Fortunately, today’s Gospel teaches us a straightforward lesson: it hurts to grow, but grow we must. The most basic claim of Christianity is that we have been bound to Christ in an organic relationship that is deep. Growing into that relationship transforms us and changes us. As we are transformed and changed, parts of ourselves have to give way so that good growth can occur. All of that is possible because we have been made alive by God’s love.
Indeed, each of our readings for today speaks of God’s love as an organic, overflowing relationship. In our reading from Acts, we read about a eunuch who suddenly experiences the blessing of the Spirit and believes. Philip seeing that the Spirit is already active, that the love of God is already active, baptizes him.
Eunuchs were never allowed in the temple. They had wounded their bodies and they were considered unholy in the Judaism of Jesus’ day. That the Spirit of God rests on the eunuch bears testimony to the fact that, through Christ, love has become powerful enough to overflow the boundaries we construct, and the boundaries that we thought kept people from joining our sacred community.
In our reading from 1 John, we’re told that we must love on another because we are joined with Christ. We love because he has first loved us.
Finally, we have this incredible, powerful metaphor in today’s gospel of being connected to Christ in such a way that we grow and are pruned and are changed and are transformed. That is the heart of Christianity.
Have you ever been transformed? How has Christ’s love been present to you? Have you ever experienced the pain of pruning? I am not a cradle Episcopalian. I had a conversion experience when I was 16 years old. I went off to a boarding school and I was lonely. My parents were sacrificing everything to send me there, so I couldn’t tell them that I was miserable. I found myself praying out of desperation one night, and suddenly I became aware of God’s presence. That love meant for me that I would never be alone again.
In the days that followed, I decided to dedicate myself to perfecting my mind and body. So I became a better student. I had been a couch potato, but I decided I would take up a sport and I chose rowing because, more than any other sport, it rewarded hard work. So I began training.
Within two months, the coach of the crew team invited me to the spring training, and this signaled an incredible transformation. I had lost 50 pounds. After the first day, I thought I was going to die. My legs felt like cement. My back was killing me. My arms were tired and my hands looked like they had been put in a meat grinder. And I didn’t think I could do it. I’d worked really hard, but I didn’t think I could do it.
Then an upper classman in the team come up to me. He said, “How are you feeling?” I said, “Well, my legs are killing me.
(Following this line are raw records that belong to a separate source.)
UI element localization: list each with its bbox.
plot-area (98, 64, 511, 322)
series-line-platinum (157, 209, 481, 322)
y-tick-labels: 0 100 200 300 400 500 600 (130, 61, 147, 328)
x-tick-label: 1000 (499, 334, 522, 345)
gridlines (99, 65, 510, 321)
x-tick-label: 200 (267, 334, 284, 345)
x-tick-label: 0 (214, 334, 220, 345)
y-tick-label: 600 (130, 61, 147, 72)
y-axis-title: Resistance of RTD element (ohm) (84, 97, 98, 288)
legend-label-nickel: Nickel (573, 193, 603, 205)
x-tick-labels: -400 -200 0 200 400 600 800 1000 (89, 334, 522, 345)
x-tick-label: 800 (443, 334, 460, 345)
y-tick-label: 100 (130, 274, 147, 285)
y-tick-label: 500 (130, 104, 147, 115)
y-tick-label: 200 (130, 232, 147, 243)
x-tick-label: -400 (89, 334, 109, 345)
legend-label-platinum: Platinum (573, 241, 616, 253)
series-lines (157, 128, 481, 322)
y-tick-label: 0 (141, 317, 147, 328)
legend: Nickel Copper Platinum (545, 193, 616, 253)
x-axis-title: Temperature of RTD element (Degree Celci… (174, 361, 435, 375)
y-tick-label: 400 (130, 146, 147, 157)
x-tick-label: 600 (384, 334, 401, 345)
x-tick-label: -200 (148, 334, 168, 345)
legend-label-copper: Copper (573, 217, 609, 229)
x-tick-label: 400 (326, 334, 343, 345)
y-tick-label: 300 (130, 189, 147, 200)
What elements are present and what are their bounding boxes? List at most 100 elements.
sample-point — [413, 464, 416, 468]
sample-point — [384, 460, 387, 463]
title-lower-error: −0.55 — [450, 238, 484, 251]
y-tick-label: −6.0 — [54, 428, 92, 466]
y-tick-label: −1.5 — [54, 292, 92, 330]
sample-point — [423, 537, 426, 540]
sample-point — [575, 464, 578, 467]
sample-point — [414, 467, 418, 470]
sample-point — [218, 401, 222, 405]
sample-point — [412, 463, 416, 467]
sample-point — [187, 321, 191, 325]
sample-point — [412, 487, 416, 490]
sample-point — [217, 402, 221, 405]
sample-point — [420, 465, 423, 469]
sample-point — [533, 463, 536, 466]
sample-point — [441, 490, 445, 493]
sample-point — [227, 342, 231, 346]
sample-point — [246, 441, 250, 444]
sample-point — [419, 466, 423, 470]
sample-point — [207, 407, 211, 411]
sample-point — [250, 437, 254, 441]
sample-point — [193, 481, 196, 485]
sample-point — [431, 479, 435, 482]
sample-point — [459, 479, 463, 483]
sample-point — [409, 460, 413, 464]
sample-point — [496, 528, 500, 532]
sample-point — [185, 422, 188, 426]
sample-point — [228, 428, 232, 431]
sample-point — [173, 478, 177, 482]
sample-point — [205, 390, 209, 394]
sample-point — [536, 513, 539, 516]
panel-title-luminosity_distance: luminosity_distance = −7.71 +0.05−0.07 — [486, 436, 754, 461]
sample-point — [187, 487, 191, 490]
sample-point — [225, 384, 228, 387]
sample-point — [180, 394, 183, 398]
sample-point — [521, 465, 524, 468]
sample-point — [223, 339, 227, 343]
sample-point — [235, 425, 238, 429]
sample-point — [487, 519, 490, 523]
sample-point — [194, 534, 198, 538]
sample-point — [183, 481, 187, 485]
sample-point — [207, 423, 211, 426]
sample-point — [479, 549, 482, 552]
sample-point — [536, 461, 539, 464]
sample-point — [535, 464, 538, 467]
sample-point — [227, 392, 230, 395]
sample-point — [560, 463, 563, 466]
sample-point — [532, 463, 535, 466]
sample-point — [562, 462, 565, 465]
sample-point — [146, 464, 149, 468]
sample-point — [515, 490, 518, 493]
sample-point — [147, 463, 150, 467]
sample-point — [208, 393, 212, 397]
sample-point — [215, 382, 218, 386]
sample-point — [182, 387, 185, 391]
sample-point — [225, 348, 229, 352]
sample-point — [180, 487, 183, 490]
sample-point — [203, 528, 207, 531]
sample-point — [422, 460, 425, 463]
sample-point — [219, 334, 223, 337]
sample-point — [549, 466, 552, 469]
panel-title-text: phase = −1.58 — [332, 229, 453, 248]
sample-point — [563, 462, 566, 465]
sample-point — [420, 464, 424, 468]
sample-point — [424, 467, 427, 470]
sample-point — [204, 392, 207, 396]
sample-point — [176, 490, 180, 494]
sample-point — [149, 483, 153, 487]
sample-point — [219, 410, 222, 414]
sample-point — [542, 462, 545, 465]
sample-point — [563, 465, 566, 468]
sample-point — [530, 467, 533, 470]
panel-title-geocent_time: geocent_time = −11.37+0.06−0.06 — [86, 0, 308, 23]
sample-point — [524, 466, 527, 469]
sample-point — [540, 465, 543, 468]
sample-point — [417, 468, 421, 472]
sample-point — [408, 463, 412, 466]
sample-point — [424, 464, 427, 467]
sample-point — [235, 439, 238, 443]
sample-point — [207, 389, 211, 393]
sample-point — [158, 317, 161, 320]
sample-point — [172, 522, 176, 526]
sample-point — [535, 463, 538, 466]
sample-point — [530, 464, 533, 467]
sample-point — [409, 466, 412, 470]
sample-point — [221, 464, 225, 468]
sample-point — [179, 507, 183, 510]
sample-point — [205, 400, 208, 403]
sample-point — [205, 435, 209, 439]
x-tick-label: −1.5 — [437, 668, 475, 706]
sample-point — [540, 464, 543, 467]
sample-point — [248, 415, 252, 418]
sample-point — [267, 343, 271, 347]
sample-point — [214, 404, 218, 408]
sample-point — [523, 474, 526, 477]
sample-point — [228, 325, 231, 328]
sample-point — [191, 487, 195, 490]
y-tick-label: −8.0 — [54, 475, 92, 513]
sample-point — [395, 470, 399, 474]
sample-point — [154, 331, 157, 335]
I’m cramping up. My hands feel like they’re going to fall off. My back is really sore. I’m not doing really well at all. I’m really kind of afraid that I’m not going to make it.”
He said to me, “Do your toes hurt?” I said, “No, actually, my toes are just fine.” He smiled and whispered, “They will.”
In that moment, I suddenly knew that I was part of the team. I knew that there was going to be nothing that was going to be too much for me to bear, because I knew if somebody else was hurting that much that I would make it through that pain as well.
What is God’s love for you today? How are you being pruned by the Spirit? In what way can you whisper a word of encouragement to someone else?